Mlatu is concatenative. Almost all imperative languages and functional languages are applicative. Applicative languages get stuff done by applying functions to their arguments, while concatenative languages get stuff done by composing functions. While I’ll talk of applying functions in this tutorial, it’s a bit of a facade because everything in Mlatu is a function, and a program is also a function formed by composing the component terms of the program. Values like 2 or 3 are really just functions that return numbers when called. In concatenative programming, the data flows in the order the program is written in, which means little-to-no backtracking when reading a concatenative programming. The best explanation I’ve seen for why concatenative programming matters is the aptly-named Why Concatenative Programming Matters.
Mlatu is statically typed. When you compile your program, the compiler knows which piece of code is a number, which is a string, and so on. That means a lot of possible errors are caught at compile time.

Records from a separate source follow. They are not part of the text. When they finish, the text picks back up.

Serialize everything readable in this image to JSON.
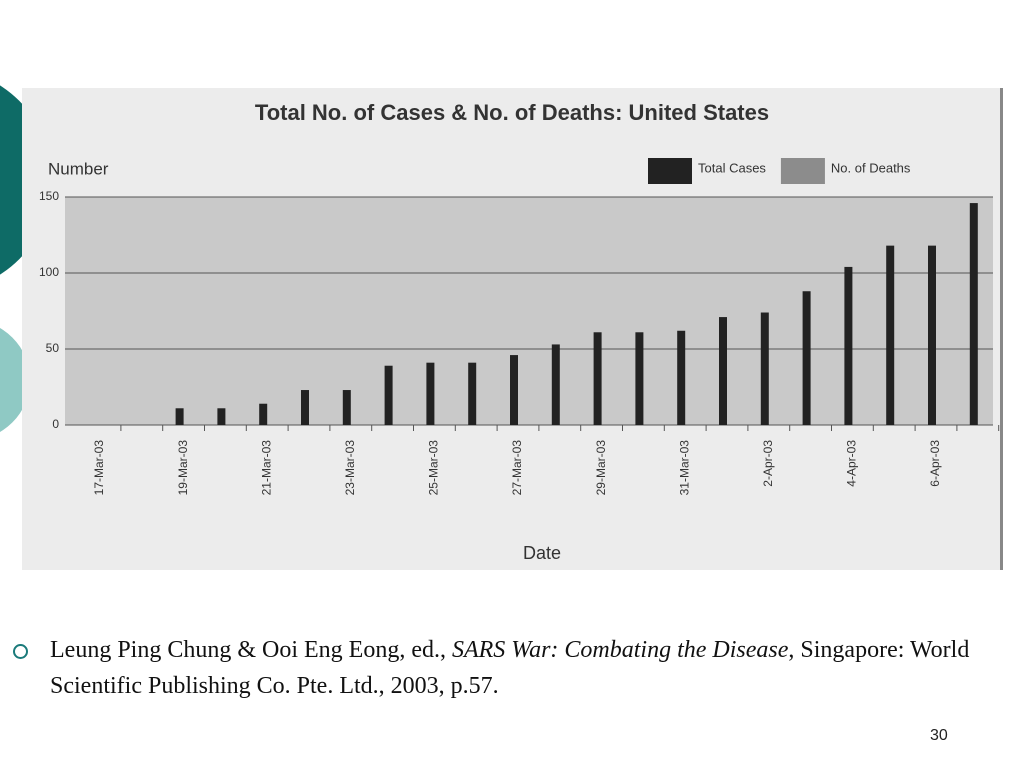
{
  "chart_data": {
    "type": "bar",
    "title": "Total No. of Cases & No. of Deaths: United States",
    "y_label": "Number",
    "x_label": "Date",
    "categories": [
      "17-Mar-03",
      null,
      "19-Mar-03",
      null,
      "21-Mar-03",
      null,
      "23-Mar-03",
      null,
      "25-Mar-03",
      null,
      "27-Mar-03",
      null,
      "29-Mar-03",
      null,
      "31-Mar-03",
      null,
      "2-Apr-03",
      null,
      "4-Apr-03",
      null,
      "6-Apr-03",
      null
    ],
    "series": [
      {
        "name": "Total Cases",
        "color": "#222222",
        "values": [
          0,
          0,
          11,
          11,
          14,
          23,
          23,
          39,
          41,
          41,
          46,
          53,
          61,
          61,
          62,
          71,
          74,
          88,
          104,
          118,
          118,
          146
        ]
      },
      {
        "name": "No. of Deaths",
        "color": "#8c8c8c",
        "values": [
          0,
          0,
          0,
          0,
          0,
          0,
          0,
          0,
          0,
          0,
          0,
          0,
          0,
          0,
          0,
          0,
          0,
          0,
          0,
          0,
          0,
          0
        ]
      }
    ],
    "ylim": [
      0,
      150
    ],
    "yticks": [
      0,
      50,
      100,
      150
    ],
    "grid": true,
    "legend": "top-right"
  },
  "citation": {
    "before": "Leung Ping Chung & Ooi Eng Eong, ed., ",
    "title": "SARS War: Combating the Disease",
    "after": ", Singapore: World Scientific Publishing Co. Pte. Ltd., 2003, p.57."
  },
  "page_number": "30"
}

If you try to add together a number and a string, the compiler will complain at you. Mlatu uses a very good type system that has type inference. That means that you don’t have to explicitly label every piece of code with a type because the type system can intelligently figure out a lot about it. If you say 5 4 + -> a;, you don’t have to tell Mlatu that a is a number, it can figure that out by itself. Type inference also allows your code to be more general. If a function you make takes two parameters and adds them together and you don’t explicitly state their type, the function will work on any two parameters that act like numbers.
Mlatu is elegant and concise. Because it uses a lot of high level concepts, Mlatu prograams are usually shorter than imperative equivalents. And shorter programs are easier to maintain than longer ones and have less bugs.